The user sets the following at the start of the simulation:

  • The number of individuals with each of the nine genotypes (e.g., AABB, aaBb). The default is 10 AABB, 20 AABb, 10 AAbb, 20 AaBB, 40 AaBb, 20 Aabb, 10 aaBB, 20 aaBb, and 10 aabb.

  • The relative fitnesses conferred by each of the nine genotypes. The highest relative fitness is re-scaled to 1.0. The default is equal fitness.

  • The linkage map distance between the two genes. The default is 50 cM (i.e., the genes exhibit independent assortment).

  • The mutation rates (Aa, aA, Bb, bB). The defaults are 0.

  • The relative genotype frequencies in an immigrating population, along with the average number of immigrants per generation. The default is no immigration.

  • The relative mating preferences with regard to the Alpha genotype. The default is equal mating preferences.

  • Whether self-mating is permitted, self-mating is not permitted, or monogamy is enforced.

  • The number of iterations of the simulation (i.e., replicates using the same starting population and other parameters).

  • The criteria to end an iteration. The default is to each iteration when allele and gene copy fixation occur for both genes. Iterations can also be ended at a fixed number of generations.

The output file includes:

  • A summary of the user's settings.

  • A spreadsheet of the outcomes of each iteration. This includes which allele (if either) is fixed; the allele and gene copy fixation times; the final frequencies of alleles, haplotypes, and genotypes; and the ancestral (generation 0) haplotypes and genotypes of the fixed gene copy.

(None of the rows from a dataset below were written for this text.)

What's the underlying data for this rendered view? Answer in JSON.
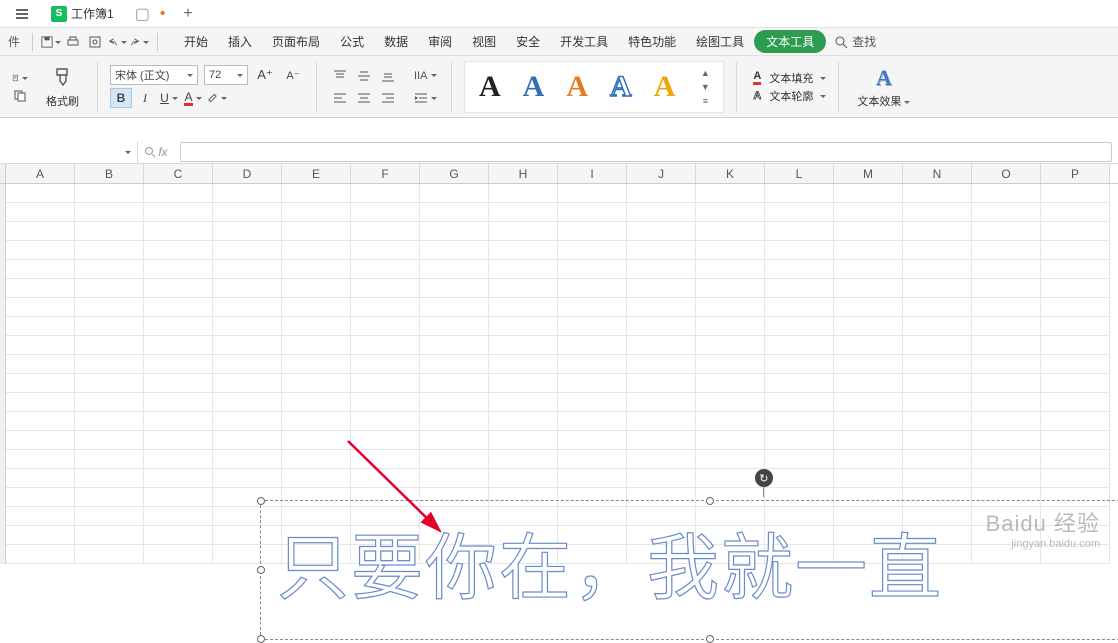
{
  "title_bar": {
    "file_tab": "工作簿1",
    "file_icon": "S"
  },
  "quick_access": {
    "file_label": "件"
  },
  "menu_tabs": [
    "开始",
    "插入",
    "页面布局",
    "公式",
    "数据",
    "审阅",
    "视图",
    "安全",
    "开发工具",
    "特色功能",
    "绘图工具",
    "文本工具"
  ],
  "active_tab_index": 11,
  "search_label": "查找",
  "ribbon": {
    "format_painter": "格式刷",
    "font_name": "宋体 (正文)",
    "font_size": "72",
    "bold": "B",
    "italic": "I",
    "underline": "U",
    "wordart_letter": "A",
    "text_fill": "文本填充",
    "text_outline": "文本轮廓",
    "text_effects": "文本效果"
  },
  "namebox_dd": "▾",
  "fx": "fx",
  "columns": [
    "A",
    "B",
    "C",
    "D",
    "E",
    "F",
    "G",
    "H",
    "I",
    "J",
    "K",
    "L",
    "M",
    "N",
    "O",
    "P"
  ],
  "textbox_content": "只要你在，我就一直",
  "watermark": {
    "brand": "Baidu 经验",
    "url": "jingyan.baidu.com"
  }
}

  • Summary descriptive statistics, including how often each allele fixes, as well as means, variances and standard errors of allele and gene copy fixation times. Also reported here are the number of times the population went extinct; this requires special circumstances (e.g., only allowing matings between AA and aa, while setting the relative fitness of Aa to 0).

Tracking Gene Copy History

As explained above (see Figures 1, 3, 4, and 5), every allele in the starting population (generation 0) is assigned a unique ID number. Also, the chromosomal haplotype of that allele, along with the diploid genotype of the individual, remains permanently associated with the allele and all of its descendants - even if it mutates to the other allele. Gene copy fixation occurs for a gene when all 2N copies of the gene in the population have the same ancestral ID. This is easily checked after each generation is built. The ID of the "left" chromosome of individual 0 is stored; we'll call this the focal allele. The ID of each allele, starting with the "right" allele of individual 0, is compared to the focal allele. As soon as an ID differs from that of the focal allele, the simulation knows that gene copy fixation has not occurred, and further allele ID checking is halted for that generation.

If gene copy fixation does occur, then the ID number and associated ancestral haplotype and genotype are recorded.

How the Simulation Works

Drawing Random Numbers

When running EvolGenius and similar simulation programs, computers don't really draw "random" numbers. Rather, most compilers (computer programs that convert a source code into an executable program) have built-in pseudorandom number functions. Here, a formula is used to pick successive numbers that appear random. Because the numbers are not truly random, it is possible to reproduce simulation results by forcing the random number generator to start in the same place by using a random number seed, which guarantees that a program will choose the same "random" numbers in the same order; this is very useful for troubleshooting. However, you should be aware that if you use the same random number seed - you're prompted for one when you start the program - and have all program settings the same, you would get identical results.

The EvolGenius source code is written in C++ and uses a built-in random number function that draws pseudorandom integers between 0 and 32,767 (i.e., 215 -1). The program uses a reshuffling routine to mix up the pseudorandom integers a bit more. In EvolGenius, two pseudorandom integers are picked at a time. The first is multiplied by 32,768 and added to the second. This value is divided by the maximum value, 1073741823 (230 - 1). Thus, EvolGenius's pseudorandom number routine produces real numbers that range from 0 to 1 with high resolution.

Building the Starting Population

After a user enters all of his or her preferred settings into EvolGenius, the simulation builds the starting population. This is done at the start of each iteration. For each of the N individuals, the following information is stored in the computer's memory:

(1) Two chromosomal haplotypes. These can be AB, Ab, aB or ab.

(2) ID numbers for each chromosome. For the first individual, the chromosomes are assigned ID numbers 0 and 1; these numbers are also assigned to each of the genes on that chromosome. For the second individual, the ID numbers are 2 and 3. For the last individual, these numbers are 2N-2 and 2N-1, where N is the fixed population size.

(3) Copies of the chromosomal haplotypes associated with each ID number, along with the diploid genotype associated with each ID number. For example, if the first individual has the AB/ab genotype, this genotype will be associated with ID numbers 0 and 1.

The rationale for items 2 and 3 will become clear in the discussion of gene copy fixation. For all but one genotype (AaBb), haplotypes can be assigned to each individual without concern about "phase" - that is, how the alleles of the Alpha gene are paired with alleles of the Beta gene. For example, if the individual has the Aabb genotype, we know that one chromosomal haplotype is Ab and the other is ab. However, when the individual has the AaBb genotype, there are two possible ways to phase the alleles: AB/ab or Ab/aB. The simulation assumes that these possibilities are equally likely. Thus, a random number is drawn between 0 and 1, with AB/ab assigned when the random number is less than 0.5, and Ab/aB assigned otherwise.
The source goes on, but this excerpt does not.